Clockwise from top left: kimchi; battered and fried slices of sweet potato; sliced pineapple; eggs, mushrooms, bean sprouts and slivered hot pepper in chicken broth; bibimbap with egg, gochujang and ground-beef sauce, and steamed vegetables including squash, carrot, greens, and bean sprouts. My breakfast today also included egg and pineapple.
Instead of eating cafeteria food, today I went out to lunch with some co-workers. We went to a famous, traditional mussel-rice (홍합밥) restaurant in downtown Daegu. On the table there is mussel-rice, cabbage and perilla (들깨) soup, stir-fried baby anchovies, burdock boiled in sweet soy broth, steamed greens with sesame oil, fried pancake, two sauces (one for the pancake and one for the mussel-rice), pickled radish, and kimchi.
Clockwise from top left: kimchi; chicken jjim; ground-beef and garlic-chive pancake; soup with squares of fish cake, mushrooms and leeks; rice.
I don’t know why this picture turned out so terribly.
Clockwise from top left: lightly pickled radish and cucumber with sesame seeds; breaded fried pork cutlet with mushroom sauce; sliced apples, bananas and tangerines in sweet mayonnaise dressing; fermented soybean paste soup containing greens and mushrooms; rice.
One of my co-workers liked the fruit and mayonnaise concoction so much that she filled her lunch tray’s bottom-right soup zone with it.

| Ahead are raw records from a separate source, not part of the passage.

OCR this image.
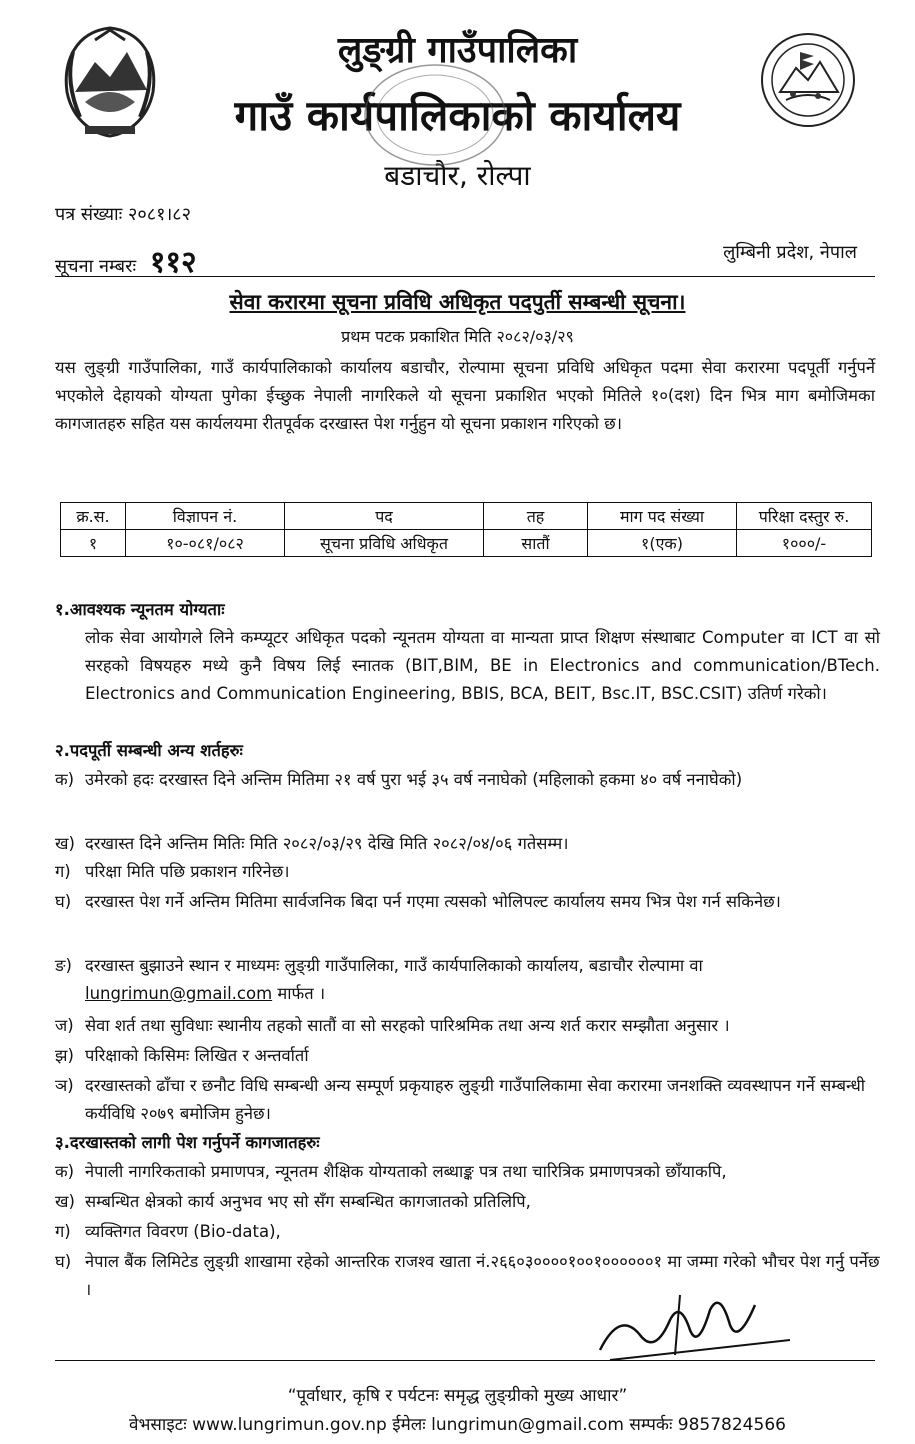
लुङ्ग्री गाउँपालिका
गाउँ कार्यपालिकाको कार्यालय
बडाचौर, रोल्पा
पत्र संख्याः २०८१।८२
सूचना नम्बरः ११२	लुम्बिनी प्रदेश, नेपाल
सेवा करारमा सूचना प्रविधि अधिकृत पदपुर्ती सम्बन्धी सूचना।
प्रथम पटक प्रकाशित मिति २०८२/०३/२९
यस लुङ्ग्री गाउँपालिका, गाउँ कार्यपालिकाको कार्यालय बडाचौर, रोल्पामा सूचना प्रविधि अधिकृत पदमा सेवा करारमा पदपूर्ती गर्नुपर्ने भएकोले देहायको योग्यता पुगेका ईच्छुक नेपाली नागरिकले यो सूचना प्रकाशित भएको मितिले १०(दश) दिन भित्र माग बमोजिमका कागजातहरु सहित यस कार्यलयमा रीतपूर्वक दरखास्त पेश गर्नुहुन यो सूचना प्रकाशन गरिएको छ।
क्र.स.	विज्ञापन नं.	पद	तह	माग पद संख्या	परिक्षा दस्तुर रु.
१	१०-०८१/०८२	सूचना प्रविधि अधिकृत	सातौं	१(एक)	१०००/-
१.आवश्यक न्यूनतम योग्यताः
लोक सेवा आयोगले लिने कम्प्यूटर अधिकृत पदको न्यूनतम योग्यता वा मान्यता प्राप्त शिक्षण संस्थाबाट Computer वा ICT वा सो सरहको विषयहरु मध्ये कुनै विषय लिई स्नातक (BIT,BIM, BE in Electronics and communication/BTech. Electronics and Communication Engineering, BBIS, BCA, BEIT, Bsc.IT, BSC.CSIT) उतिर्ण गरेको।
२.पदपूर्ती सम्बन्धी अन्य शर्तहरुः
क) उमेरको हदः दरखास्त दिने अन्तिम मितिमा २१ वर्ष पुरा भई ३५ वर्ष ननाघेको (महिलाको हकमा ४० वर्ष ननाघेको)
ख) दरखास्त दिने अन्तिम मितिः मिति २०८२/०३/२९ देखि मिति २०८२/०४/०६ गतेसम्म।
ग) परिक्षा मिति पछि प्रकाशन गरिनेछ।
घ) दरखास्त पेश गर्ने अन्तिम मितिमा सार्वजनिक बिदा पर्न गएमा त्यसको भोलिपल्ट कार्यालय समय भित्र पेश गर्न सकिनेछ।
ङ) दरखास्त बुझाउने स्थान र माध्यमः लुङ्ग्री गाउँपालिका, गाउँ कार्यपालिकाको कार्यालय, बडाचौर रोल्पामा वा
lungrimun@gmail.com मार्फत ।
ज) सेवा शर्त तथा सुविधाः स्थानीय तहको सातौं वा सो सरहको पारिश्रमिक तथा अन्य शर्त करार सम्झौता अनुसार ।
झ) परिक्षाको किसिमः लिखित र अन्तर्वार्ता
ञ) दरखास्तको ढाँचा र छनौट विधि सम्बन्धी अन्य सम्पूर्ण प्रकृयाहरु लुङ्ग्री गाउँपालिकामा सेवा करारमा जनशक्ति व्यवस्थापन गर्ने सम्बन्धी कर्यविधि २०७९ बमोजिम हुनेछ।
३.दरखास्तको लागी पेश गर्नुपर्ने कागजातहरुः
क) नेपाली नागरिकताको प्रमाणपत्र, न्यूनतम शैक्षिक योग्यताको लब्धाङ्क पत्र तथा चारित्रिक प्रमाणपत्रको छाँयाकपि,
ख) सम्बन्धित क्षेत्रको कार्य अनुभव भए सो सँग सम्बन्धित कागजातको प्रतिलिपि,
ग) व्यक्तिगत विवरण (Bio-data),
घ) नेपाल बैंक लिमिटेड लुङ्ग्री शाखामा रहेको आन्तरिक राजश्व खाता नं.२६६०३००००१००१००००००१ मा जम्मा गरेको भौचर पेश गर्नु पर्नेछ ।
“पूर्वाधार, कृषि र पर्यटनः समृद्ध लुङ्ग्रीको मुख्य आधार”
वेभसाइटः www.lungrimun.gov.np ईमेलः lungrimun@gmail.com सम्पर्कः 9857824566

She used a separate bowl for her soup.
Clockwise from top left: kimchi; soft taco containing one strip of breaded chicken, one tomato slice, shredded raw cabbage, apple-flavored dressing; tangerine; steamed greens in fermented soybean paste dressing; fermented soybean paste soup containing mushrooms, tofu and (too) many sea squirts; rice with bean sprouts and seaweed, topped with soy sauce, scallions and red pepper flakes.
Clockwise from top left: radish kimchi; unidentified-meat dongaseu with honey mustard; spaghetti Bolognese; kimchi and bean sprout jjigae; rice.
Clockwise from top left: kimchi; cold steamed bean sprouts with ham and crab stick; fried yam slices in sweet sauce with black sesame seeds; ddeokguk; rice.
Clockwise from top left: radish kimchi; sea-squirt jjim; fried fish-skin in sweet sauce with sesame seeds; kimchi subeji guk, or dumpling soup in kimchi broth; rice.
I typically don’t mind my school lunches, and sometimes I even enjoy them, but today’s lunch was pretty bad. Sea squirts may be the only food that I don’t like. I haven’t eaten them enough to say definitively.
Clockwise from top left: kimchi; calamari rings with soy sauce; sliced mushrooms and Korean chives in gochujang sauce; generic “Korean” vegetable soup; rice and patjuk (red bean porridge). As you may see from clicking the patjuk link, patjuk is eaten to commemorate the winter solstice.
Clockwise from top left: kimchi; fried tangles of crab sticks and scallions with soy sauce and gochujang; shredded dry mollusk in spicy-sweet sauce; ddeokguk without ddeok, with large quantity of dry seaweed shreds in the top-right of the bowl; rice.